The original novel was written by Claudel in French. I read the German translation, rather than the English one, because I wanted to work on rejuvenating my literary German. After reading the book, and realizing how much play on language Claudel used for effect, I am glad I did, as I do not know how this could have worked anywhere near as well in the English translation.
For instance, in the French original, they refer to “the event” always as „l‘Ereignis“, the stranger as „le Fremder“, and the victim as „l’Anderer”. These words must appear to the French ear at a minimum as strange, and most likely, even after more than 65 years have passed since World War II, they must invoke feelings of discomfiture.
The story takes place after World War II, somewhere in Alsace, the border region between France and Germany that was in dispute between the two countries for centuries. Alsace was the first “bite” Hitler took into France when he provoked the western front and he took back the land the French took after World War I.
In an unnamed village of 400 souls, where most of the villagers have German names, they call the Germans the “strangers” as they came to occupy and conquer their land in the war.
Brodeck was an orphan from a far-away land. We don’t even know which. Presumably he was Jewish, but being an orphan, not even that is clear and we can only assume. He ends up at the village after being picked up by a woman refugee and she becomes his nurse and housekeeper for all his life.
When a murder takes place in the village, the villagers ask Brodeck to write a report about the events leading up to it, to somehow absolve them of the responsibility. Brodeck is one of the few villagers that have some university education and they pick him because he is a good writer.

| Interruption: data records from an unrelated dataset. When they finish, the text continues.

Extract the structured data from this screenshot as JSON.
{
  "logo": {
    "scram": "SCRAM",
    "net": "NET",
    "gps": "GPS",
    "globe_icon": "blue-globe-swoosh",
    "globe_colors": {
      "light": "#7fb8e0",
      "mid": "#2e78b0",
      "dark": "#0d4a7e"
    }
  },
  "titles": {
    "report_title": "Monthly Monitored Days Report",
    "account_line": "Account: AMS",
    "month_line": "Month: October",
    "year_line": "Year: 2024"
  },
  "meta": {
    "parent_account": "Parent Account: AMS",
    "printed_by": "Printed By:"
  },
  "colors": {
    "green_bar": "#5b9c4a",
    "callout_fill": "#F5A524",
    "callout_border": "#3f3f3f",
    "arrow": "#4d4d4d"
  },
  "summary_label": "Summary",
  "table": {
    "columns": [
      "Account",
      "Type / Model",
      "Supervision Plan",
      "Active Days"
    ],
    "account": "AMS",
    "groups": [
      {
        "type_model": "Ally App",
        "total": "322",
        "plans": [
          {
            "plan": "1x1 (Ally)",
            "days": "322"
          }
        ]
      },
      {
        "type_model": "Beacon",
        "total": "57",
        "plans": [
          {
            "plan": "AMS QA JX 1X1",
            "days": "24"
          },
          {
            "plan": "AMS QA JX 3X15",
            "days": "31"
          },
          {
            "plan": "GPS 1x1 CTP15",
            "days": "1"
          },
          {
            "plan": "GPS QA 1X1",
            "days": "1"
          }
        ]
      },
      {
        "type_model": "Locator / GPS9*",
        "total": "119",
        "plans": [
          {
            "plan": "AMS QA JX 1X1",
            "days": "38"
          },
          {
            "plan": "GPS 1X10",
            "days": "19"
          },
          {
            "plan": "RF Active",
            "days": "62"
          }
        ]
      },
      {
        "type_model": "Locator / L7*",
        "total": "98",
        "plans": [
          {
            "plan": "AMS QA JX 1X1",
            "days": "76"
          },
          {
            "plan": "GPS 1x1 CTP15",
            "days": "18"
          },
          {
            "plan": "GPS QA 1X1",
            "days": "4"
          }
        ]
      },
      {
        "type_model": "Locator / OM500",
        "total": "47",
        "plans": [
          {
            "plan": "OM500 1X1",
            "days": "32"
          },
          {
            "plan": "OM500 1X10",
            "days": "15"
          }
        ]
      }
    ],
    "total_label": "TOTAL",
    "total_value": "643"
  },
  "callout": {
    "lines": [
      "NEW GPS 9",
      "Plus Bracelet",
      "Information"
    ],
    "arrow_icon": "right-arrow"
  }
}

As Brodeck researches the event, we get an intensely personal view of life in the village, both present and past, from his narrations. He flips between telling his life story, growing up as an orphan child, eventually being hauled into a concentration camp by the Nazis, and telling of the present goings-on that lead to the murder.
The story is extremely colorful, graphic, and haunting. The greater atrocities and injustices that took place in Europe of World War II are condemned, but ironically, the villagers, in their own micro-world, are mimicking the injustices. The gist is that being different, strange, from somewhere else, is bad and not to be trusted. This goes as far as justifying annihilation of the strange and different elements in the macro world, as the Nazis did, and killing a stranger just because he is different, in the micro world of the village.
Brodecks Bericht, Brodeck’s Report, puts a powerful spotlight on what went on in World War II in France and Germany, on the large stage, but more importantly, in the hearts of individuals.